UNICEF pide que se dé prioridad a los profesores para recibir la vacuna contra la COVID-19, una vez que el personal sanitario de primera línea y la población de alto riesgo estén vacunados. En un comunicado, la directora ejecutiva de la organización, Henrietta Fore, asegura que esto ayudará a proteger a los profesores del virus, les permitirá enseñar presencialmente y, en última instancia, contribuirá a mantener las escuelas abiertas.

Según rememora Fore, la pandemia de COVID-19 ha causado estragos en la educación de los niños en todo el mundo, por lo que considera que "vacunar a los maestros es un paso fundamental para que vuelvan a estudiar".

En su momento álgido a finales de abril de 2020, el cierre de escuelas interrumpió el aprendizaje de casi el 90% de los estudiantes en todo el mundo. Si bien ese número ha disminuido desde entonces, sigue existiendo la idea "infundada", según Fore, de que el cierre de escuelas puede ralentizar la propagación de la enfermedad, a pesar de la evidencia creciente de que las escuelas no son el principal impulsor de la transmisión comunitaria.

En consecuencia, a medida que los casos se van disparando en muchos países, las comunidades están cerrando las escuelas de nuevo. A partir del 1 de diciembre, las aulas permanecen cerradas para casi 1 de cada 5 escolares en todo el mundo, o lo que es lo mismo: 320 millones de niños.

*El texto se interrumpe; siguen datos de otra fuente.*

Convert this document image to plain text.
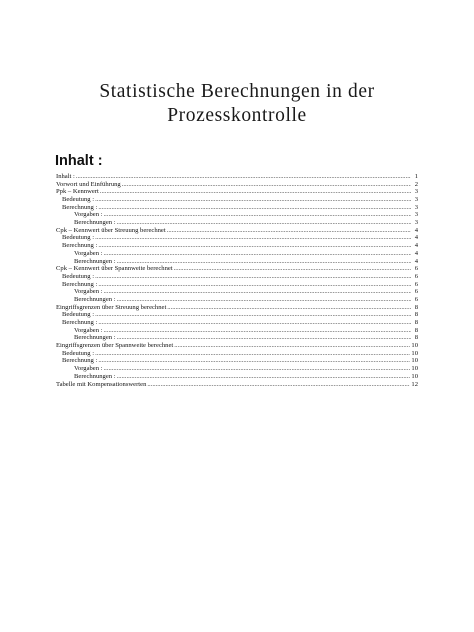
Statistische Berechnungen in der
Prozesskontrolle
Inhalt :
Inhalt : .....	1
Vorwort und Einführung .....	2
Ppk – Kennwert .....	3
Bedeutung : .....	3
Berechnung : .....	3
Vorgaben : .....	3
Berechnungen : .....	3
Cpk – Kennwert über Streuung berechnet .....	4
Bedeutung : .....	4
Berechnung : .....	4
Vorgaben : .....	4
Berechnungen : .....	4
Cpk – Kennwert über Spannweite berechnet .....	6
Bedeutung : .....	6
Berechnung : .....	6
Vorgaben : .....	6
Berechnungen : .....	6
Eingriffsgrenzen über Streuung berechnet .....	8
Bedeutung : .....	8
Berechnung : .....	8
Vorgaben : .....	8
Berechnungen : .....	8
Eingriffsgrenzen über Spannweite berechnet .....	10
Bedeutung : .....	10
Berechnung : .....	10
Vorgaben : .....	10
Berechnungen : .....	10
Tabelle mit Kompensationswerten .....	12
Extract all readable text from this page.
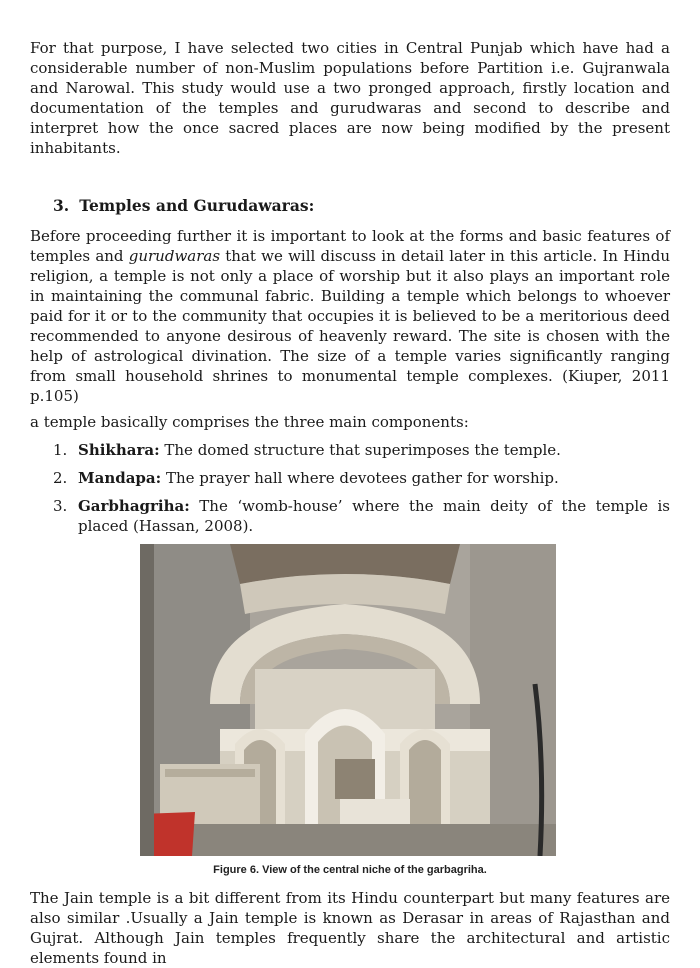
For that purpose, I have selected two cities in Central Punjab which have had a considerable number of non-Muslim populations before Partition i.e. Gujranwala and Narowal. This study would use a two pronged approach, firstly location and documentation of the temples and gurudwaras and second to describe and interpret how the once sacred places are now being modified by the present inhabitants.

3. Temples and Gurudawaras:

Before proceeding further it is important to look at the forms and basic features of temples and gurudwaras that we will discuss in detail later in this article. In Hindu religion, a temple is not only a place of worship but it also plays an important role in maintaining the communal fabric. Building a temple which belongs to whoever paid for it or to the community that occupies it is believed to be a meritorious deed recommended to anyone desirous of heavenly reward. The site is chosen with the help of astrological divination. The size of a temple varies significantly ranging from small household shrines to monumental temple complexes. (Kiuper, 2011 p.105)

a temple basically comprises the three main components:

1. Shikhara: The domed structure that superimposes the temple.
2. Mandapa: The prayer hall where devotees gather for worship.
3. Garbhagriha: The ‘womb-house’ where the main deity of the temple is placed (Hassan, 2008).
Figure 6. View of the central niche of the garbagriha.

The Jain temple is a bit different from its Hindu counterpart but many features are also similar .Usually a Jain temple is known as Derasar in areas of Rajasthan and Gujrat. Although Jain temples frequently share the architectural and artistic elements found in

Así, Fore señala que, si bien las decisiones sobre la asignación de las vacunas dependen en último término de los gobiernos, las consecuencias de no recibir educación de manera prolongada o de recibir una educación deficiente son "graves", especialmente para las personas más marginadas. "Cuanto más tiempo pasen los niños fuera de la escuela, menor será la probabilidad de que regresen y más difícil será para sus padres volver al trabajo", añade.

A su juicio, son decisiones difíciles que obligan a asumir contrapartidas difíciles. "Pero lo que no debería ser difícil es la decisión de hacer todo lo que esté en nuestra mano para salvaguardar el futuro de la próxima generación. Esto comienza por proteger a los responsables de abrirles las puertas a ese futuro", comenta.